In this vintage American Flag postcard from the early 1900s, the artist expresses the gratitude, with a quote from the famous Daniel Webster, of being American. The original quote by Daniel Webster from a speech given on the completion of the Bunker Hill Monument, June 17, 1843 is:
“In our day and generation let us seek to raise and improve the moral sentiment, so that we may look, not for a degraded, but for an elevated and improved future…. And then, when honored and decrepit age shall lean against the base of this monument, and troops of ingenuous youth shall be gathered round it, and when the one shall speak to the other of its objects, the purposes of its construction, and the great and glorious events with which it is connected, there shall rise from every youthful breast the ejaculation, “Thank God, I — I also — am an American!”

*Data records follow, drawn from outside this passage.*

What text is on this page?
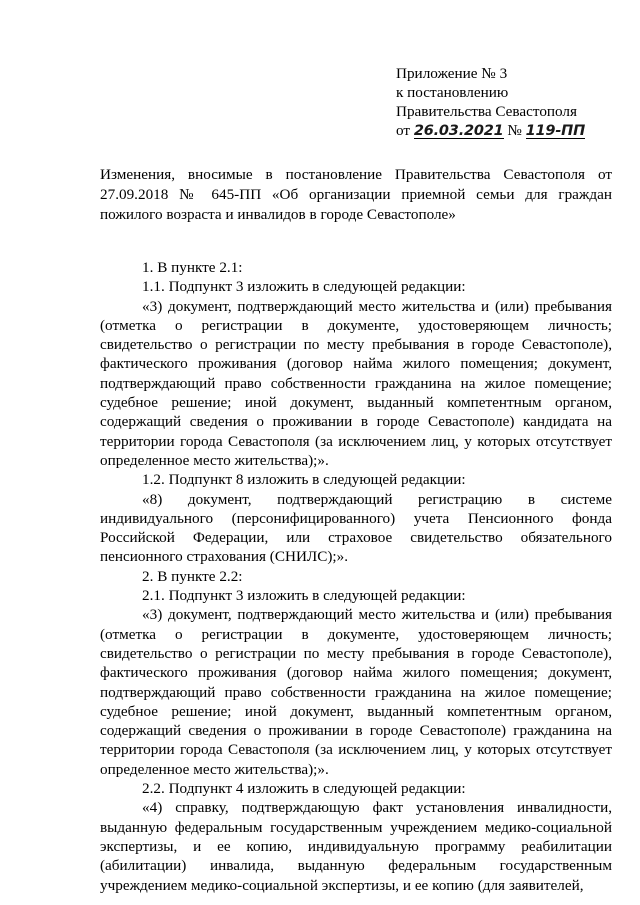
Приложение № 3
к постановлению
Правительства Севастополя
от 26.03.2021 № 119-ПП
Изменения, вносимые в постановление Правительства Севастополя от 27.09.2018 № 645-ПП «Об организации приемной семьи для граждан пожилого возраста и инвалидов в городе Севастополе»

1. В пункте 2.1:

1.1. Подпункт 3 изложить в следующей редакции:

«3) документ, подтверждающий место жительства и (или) пребывания (отметка о регистрации в документе, удостоверяющем личность; свидетельство о регистрации по месту пребывания в городе Севастополе), фактического проживания (договор найма жилого помещения; документ, подтверждающий право собственности гражданина на жилое помещение; судебное решение; иной документ, выданный компетентным органом, содержащий сведения о проживании в городе Севастополе) кандидата на территории города Севастополя (за исключением лиц, у которых отсутствует определенное место жительства);».

1.2. Подпункт 8 изложить в следующей редакции:

«8) документ, подтверждающий регистрацию в системе индивидуального (персонифицированного) учета Пенсионного фонда Российской Федерации, или страховое свидетельство обязательного пенсионного страхования (СНИЛС);».

2. В пункте 2.2:

2.1. Подпункт 3 изложить в следующей редакции:

«3) документ, подтверждающий место жительства и (или) пребывания (отметка о регистрации в документе, удостоверяющем личность; свидетельство о регистрации по месту пребывания в городе Севастополе), фактического проживания (договор найма жилого помещения; документ, подтверждающий право собственности гражданина на жилое помещение; судебное решение; иной документ, выданный компетентным органом, содержащий сведения о проживании в городе Севастополе) гражданина на территории города Севастополя (за исключением лиц, у которых отсутствует определенное место жительства);».

2.2. Подпункт 4 изложить в следующей редакции:

«4) справку, подтверждающую факт установления инвалидности, выданную федеральным государственным учреждением медико-социальной экспертизы, и ее копию, индивидуальную программу реабилитации (абилитации) инвалида, выданную федеральным государственным учреждением медико-социальной экспертизы, и ее копию (для заявителей,
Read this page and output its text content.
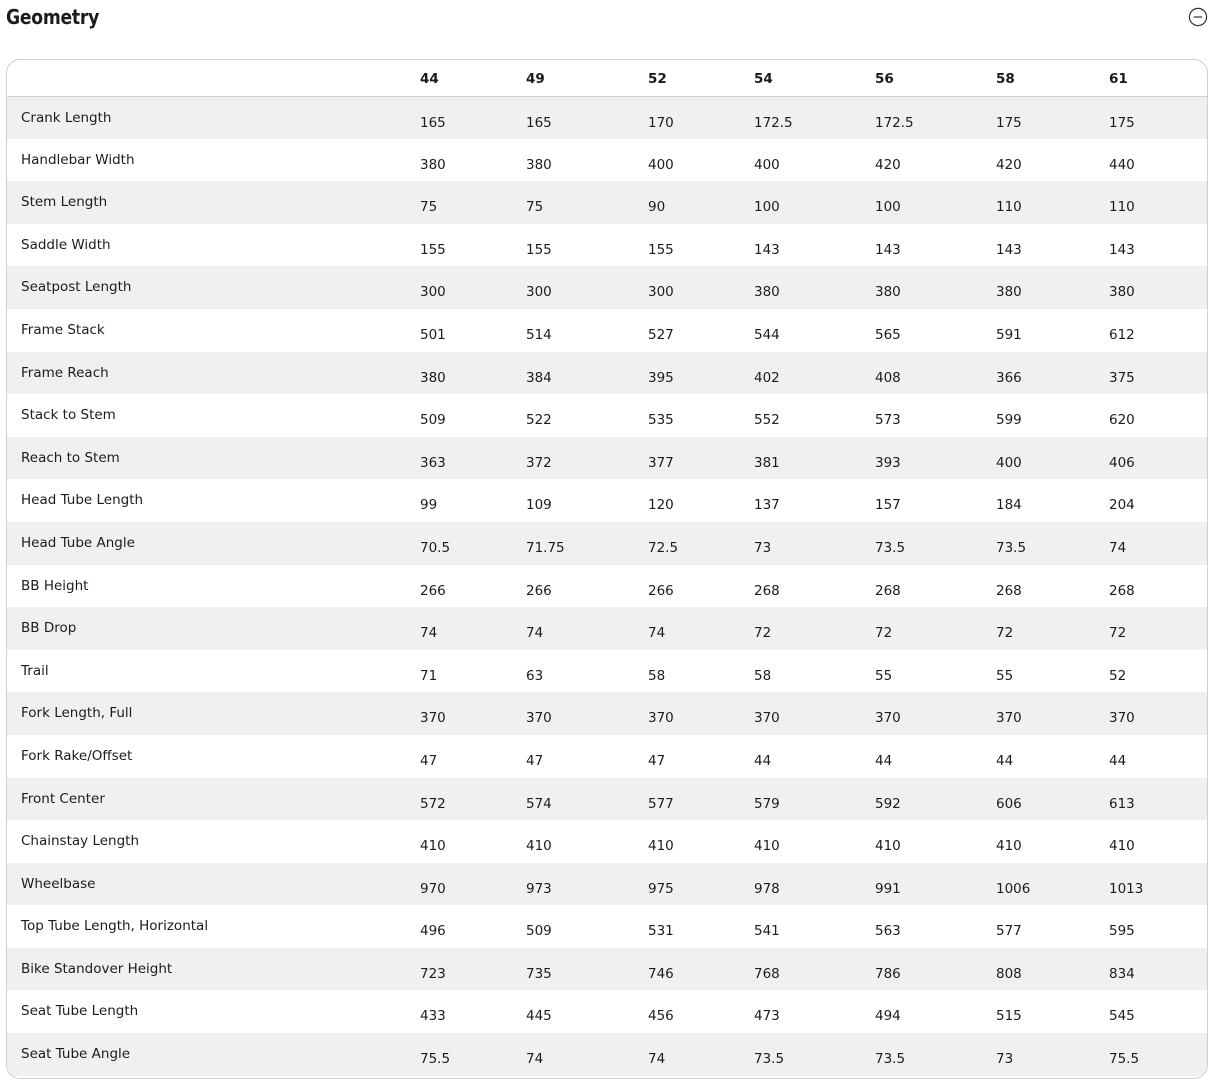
Geometry
	44	49	52	54	56	58	61
Crank Length	165	165	170	172.5	172.5	175	175
Handlebar Width	380	380	400	400	420	420	440
Stem Length	75	75	90	100	100	110	110
Saddle Width	155	155	155	143	143	143	143
Seatpost Length	300	300	300	380	380	380	380
Frame Stack	501	514	527	544	565	591	612
Frame Reach	380	384	395	402	408	366	375
Stack to Stem	509	522	535	552	573	599	620
Reach to Stem	363	372	377	381	393	400	406
Head Tube Length	99	109	120	137	157	184	204
Head Tube Angle	70.5	71.75	72.5	73	73.5	73.5	74
BB Height	266	266	266	268	268	268	268
BB Drop	74	74	74	72	72	72	72
Trail	71	63	58	58	55	55	52
Fork Length, Full	370	370	370	370	370	370	370
Fork Rake/Offset	47	47	47	44	44	44	44
Front Center	572	574	577	579	592	606	613
Chainstay Length	410	410	410	410	410	410	410
Wheelbase	970	973	975	978	991	1006	1013
Top Tube Length, Horizontal	496	509	531	541	563	577	595
Bike Standover Height	723	735	746	768	786	808	834
Seat Tube Length	433	445	456	473	494	515	545
Seat Tube Angle	75.5	74	74	73.5	73.5	73	75.5
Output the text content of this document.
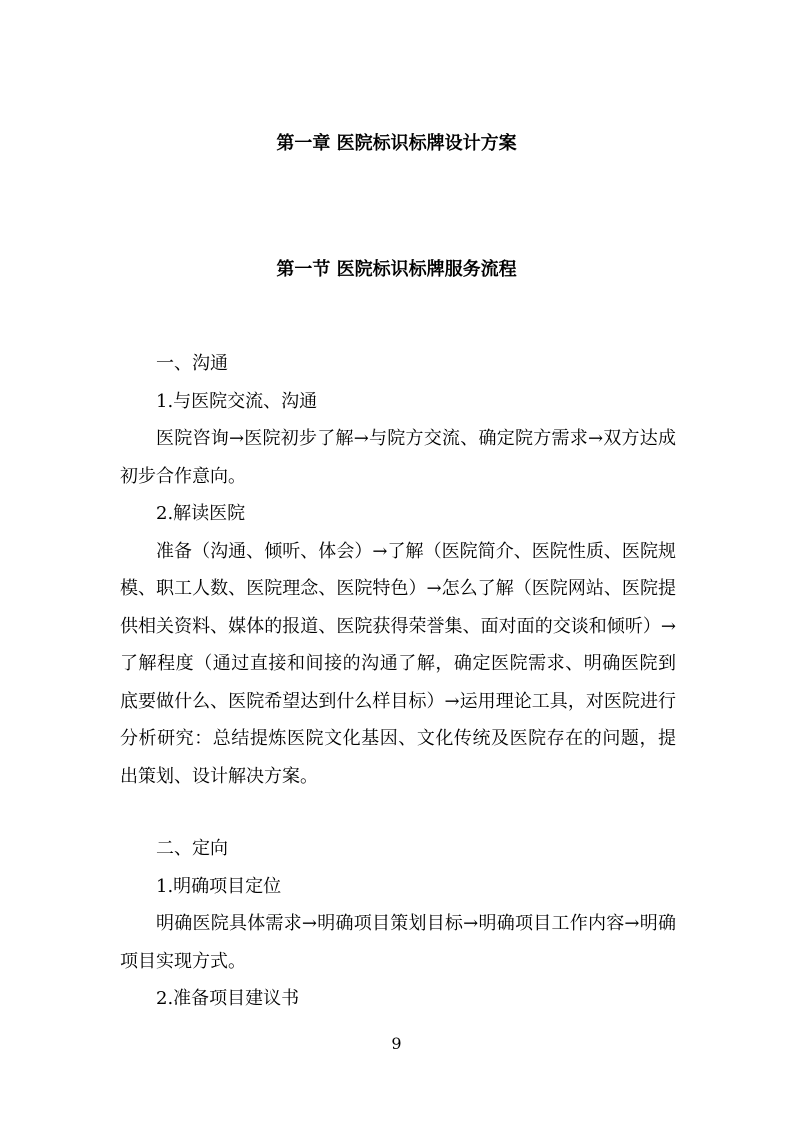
第一章 医院标识标牌设计方案
第一节 医院标识标牌服务流程

一、沟通

1.与医院交流、沟通

医院咨询→医院初步了解→与院方交流、确定院方需求→双方达成初步合作意向。

2.解读医院

准备（沟通、倾听、体会）→了解（医院简介、医院性质、医院规模、职工人数、医院理念、医院特色）→怎么了解（医院网站、医院提供相关资料、媒体的报道、医院获得荣誉集、面对面的交谈和倾听）→了解程度（通过直接和间接的沟通了解，确定医院需求、明确医院到底要做什么、医院希望达到什么样目标）→运用理论工具，对医院进行分析研究：总结提炼医院文化基因、文化传统及医院存在的问题，提出策划、设计解决方案。

二、定向

1.明确项目定位

明确医院具体需求→明确项目策划目标→明确项目工作内容→明确项目实现方式。

2.准备项目建议书

9
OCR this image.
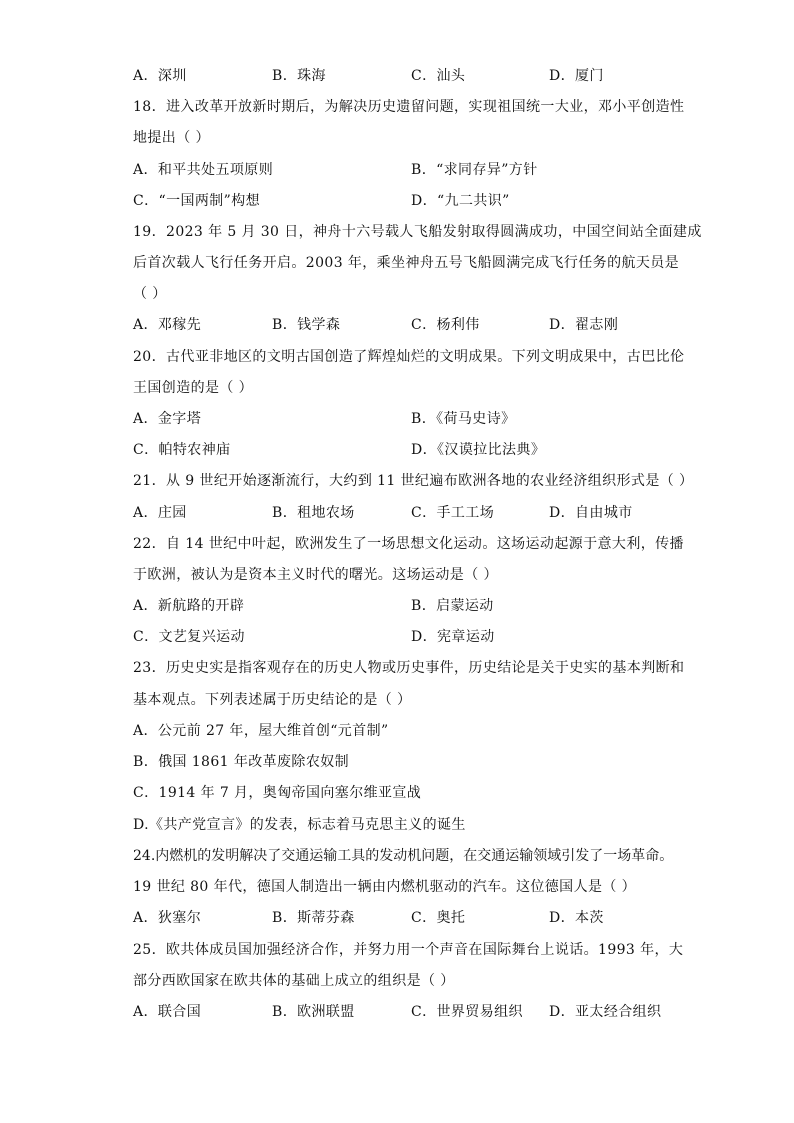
A．深圳	B．珠海	C．汕头	D．厦门
18．进入改革开放新时期后，为解决历史遗留问题，实现祖国统一大业，邓小平创造性
地提出（ ）
A．和平共处五项原则	B．“求同存异”方针
C．“一国两制”构想	D．“九二共识”
19．2023 年 5 月 30 日，神舟十六号载人飞船发射取得圆满成功，中国空间站全面建成
后首次载人飞行任务开启。2003 年，乘坐神舟五号飞船圆满完成飞行任务的航天员是
（ ）
A．邓稼先	B．钱学森	C．杨利伟	D．翟志刚
20．古代亚非地区的文明古国创造了辉煌灿烂的文明成果。下列文明成果中，古巴比伦
王国创造的是（ ）
A．金字塔	B．《荷马史诗》
C．帕特农神庙	D．《汉谟拉比法典》
21．从 9 世纪开始逐渐流行，大约到 11 世纪遍布欧洲各地的农业经济组织形式是（ ）
A．庄园	B．租地农场	C．手工工场	D．自由城市
22．自 14 世纪中叶起，欧洲发生了一场思想文化运动。这场运动起源于意大利，传播
于欧洲，被认为是资本主义时代的曙光。这场运动是（ ）
A．新航路的开辟	B．启蒙运动
C．文艺复兴运动	D．宪章运动
23．历史史实是指客观存在的历史人物或历史事件，历史结论是关于史实的基本判断和
基本观点。下列表述属于历史结论的是（ ）
A．公元前 27 年，屋大维首创“元首制”
B．俄国 1861 年改革废除农奴制
C．1914 年 7 月，奥匈帝国向塞尔维亚宣战
D.《共产党宣言》的发表，标志着马克思主义的诞生
24.内燃机的发明解决了交通运输工具的发动机问题，在交通运输领域引发了一场革命。
19 世纪 80 年代，德国人制造出一辆由内燃机驱动的汽车。这位德国人是（ ）
A．狄塞尔	B．斯蒂芬森	C．奥托	D．本茨
25．欧共体成员国加强经济合作，并努力用一个声音在国际舞台上说话。1993 年，大
部分西欧国家在欧共体的基础上成立的组织是（ ）
A．联合国	B．欧洲联盟	C．世界贸易组织 D．亚太经合组织
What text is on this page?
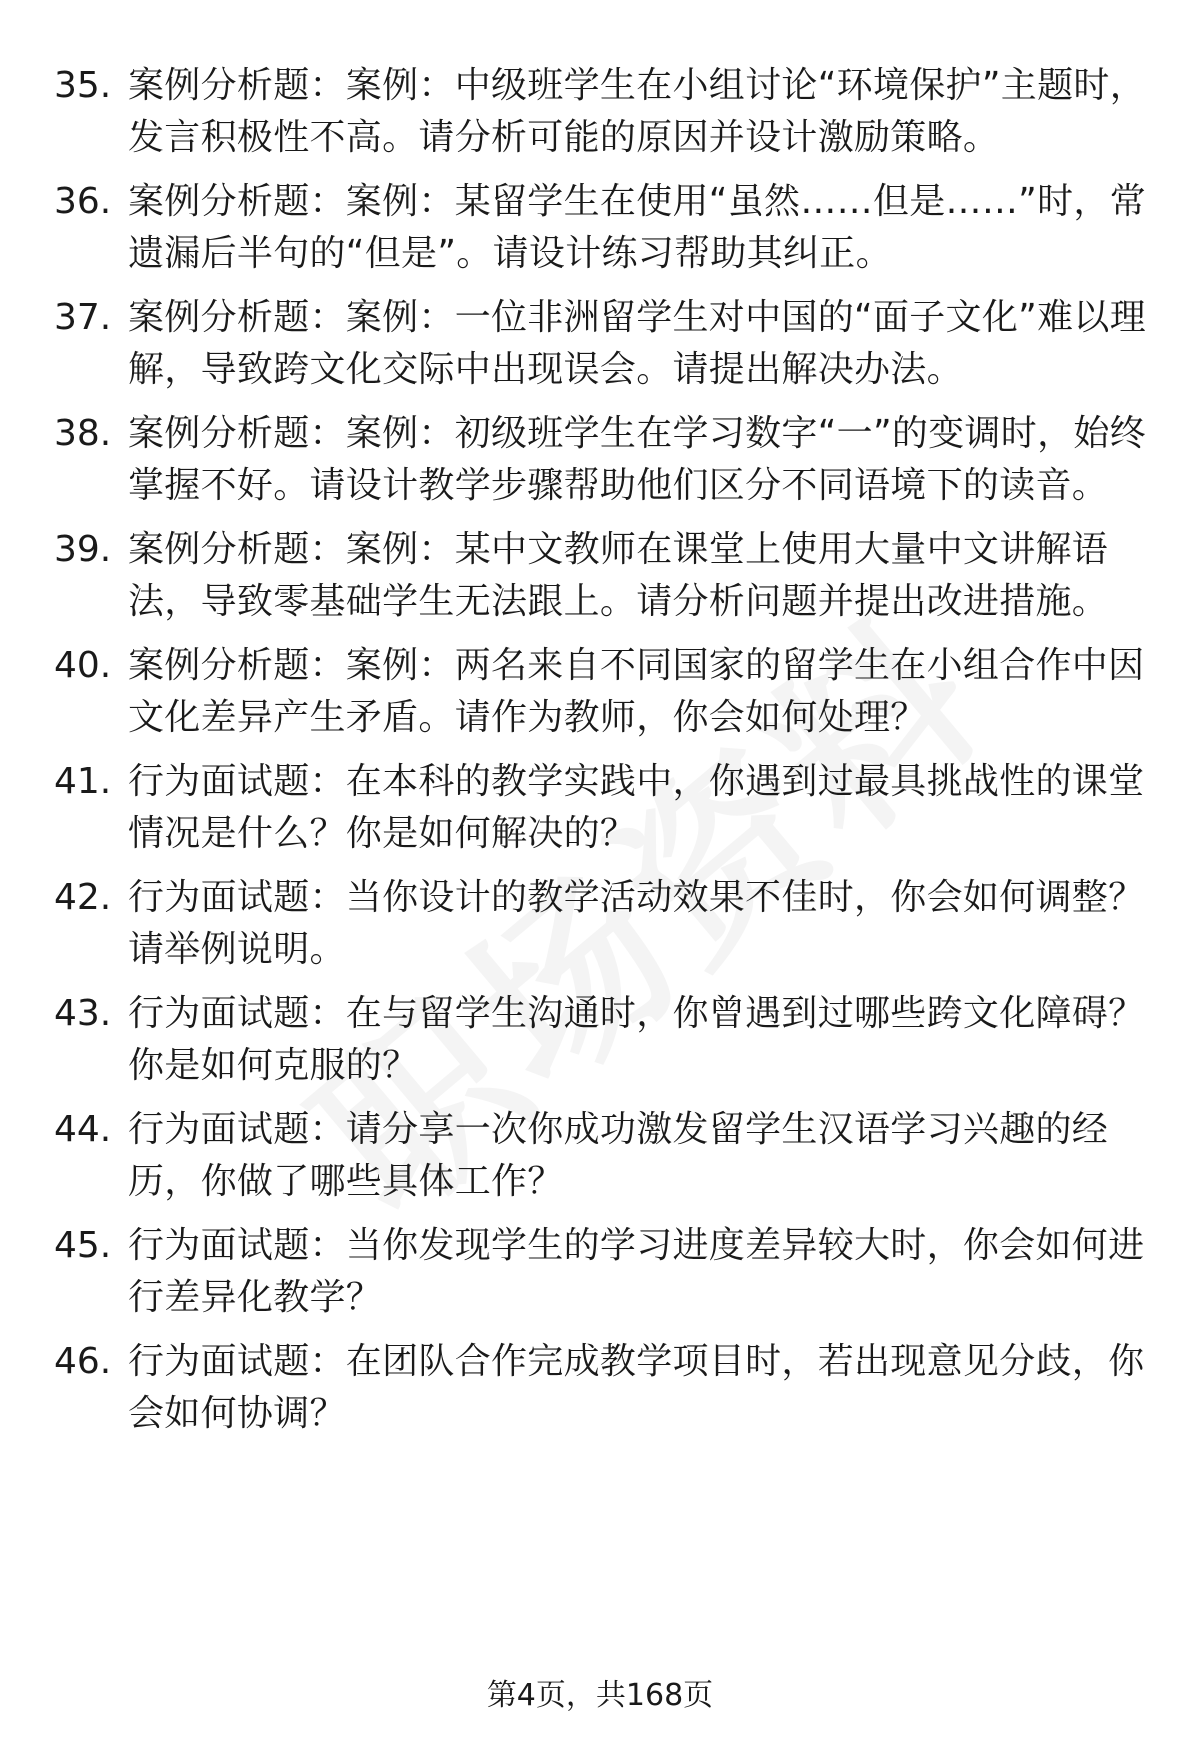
35. 案例分析题：案例：中级班学生在小组讨论“环境保护”主题时，发言积极性不高。请分析可能的原因并设计激励策略。
36. 案例分析题：案例：某留学生在使用“虽然……但是……”时，常遗漏后半句的“但是”。请设计练习帮助其纠正。
37. 案例分析题：案例：一位非洲留学生对中国的“面子文化”难以理解，导致跨文化交际中出现误会。请提出解决办法。
38. 案例分析题：案例：初级班学生在学习数字“一”的变调时，始终掌握不好。请设计教学步骤帮助他们区分不同语境下的读音。
39. 案例分析题：案例：某中文教师在课堂上使用大量中文讲解语法，导致零基础学生无法跟上。请分析问题并提出改进措施。
40. 案例分析题：案例：两名来自不同国家的留学生在小组合作中因文化差异产生矛盾。请作为教师，你会如何处理？
41. 行为面试题：在本科的教学实践中，你遇到过最具挑战性的课堂情况是什么？你是如何解决的？
42. 行为面试题：当你设计的教学活动效果不佳时，你会如何调整？请举例说明。
43. 行为面试题：在与留学生沟通时，你曾遇到过哪些跨文化障碍？你是如何克服的？
44. 行为面试题：请分享一次你成功激发留学生汉语学习兴趣的经历，你做了哪些具体工作？
45. 行为面试题：当你发现学生的学习进度差异较大时，你会如何进行差异化教学？
46. 行为面试题：在团队合作完成教学项目时，若出现意见分歧，你会如何协调？
第4页，共168页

Daniel Webster, a United States Senator and Secretary of State during the 1800’s., was known for his brilliant oratory capabilities and was often quoted at that time this vintage postcard was created, as he still is today.
With the Statue of Liberty beneath the flag, it’s quite possible this image was created by someone who had immigrated to the US and was just very grateful to be here.
The United States of America is built on immigrants, people who came from other countries to escape either religious persecution, racial persecution, or financial hardship, looking to a better life and prosperity here in America. This was true in the beginnings of our recorded history in the 1600s, was true when this postcard was created, and is still true today.
The American Flag is a symbol that stands for freedom. The Statue of Liberty, a gift from France in 1886, to commemorate the friendship established between our two countries during the American Revolutionary War is a universal symbol of freedom and democracy.
The following poem by Emma Lazarus is graven on a tablet within the pedestal on which the statue stands:
The New Colossus
Not like the brazen giant of Greek fame,
With conquering limbs astride from land to land,
Here at our sea-washed, sunset gates shall stand
A mighty woman with a torch, whose flame
Is the imprisoned lightning, and her name
Mother of Exiles. From her beacon-hand
Glows world-wide welcome, her mild eyes command
The air-bridged harbor that twin-cities frame.
“Keep, ancient lands, your storied pomp!” cries she,
With silent lips. “Give me your tired, your poor,
Your huddled masses yearning to breathe free,
The wretched refuse of your teeming shore;
Send these, the homeless, tempest-tost to me,
I lift my lamp beside the golden door!”
Enjoy the tribute to American freedom and democracy that this vintage American Flag postcard gratefully shows. The artist proclaims, “Thank God I Am An American” which many of us living in the United States still feel today. It is not that we feel superior, just great gratitude for our freedoms to live where we want, work at what interests us, get the education that we want, and just in general enjoy life, liberty, and the pursuit of happiness granted by our Constitution. Let us pray that we will always have these freedoms and be that beacon of light for the world.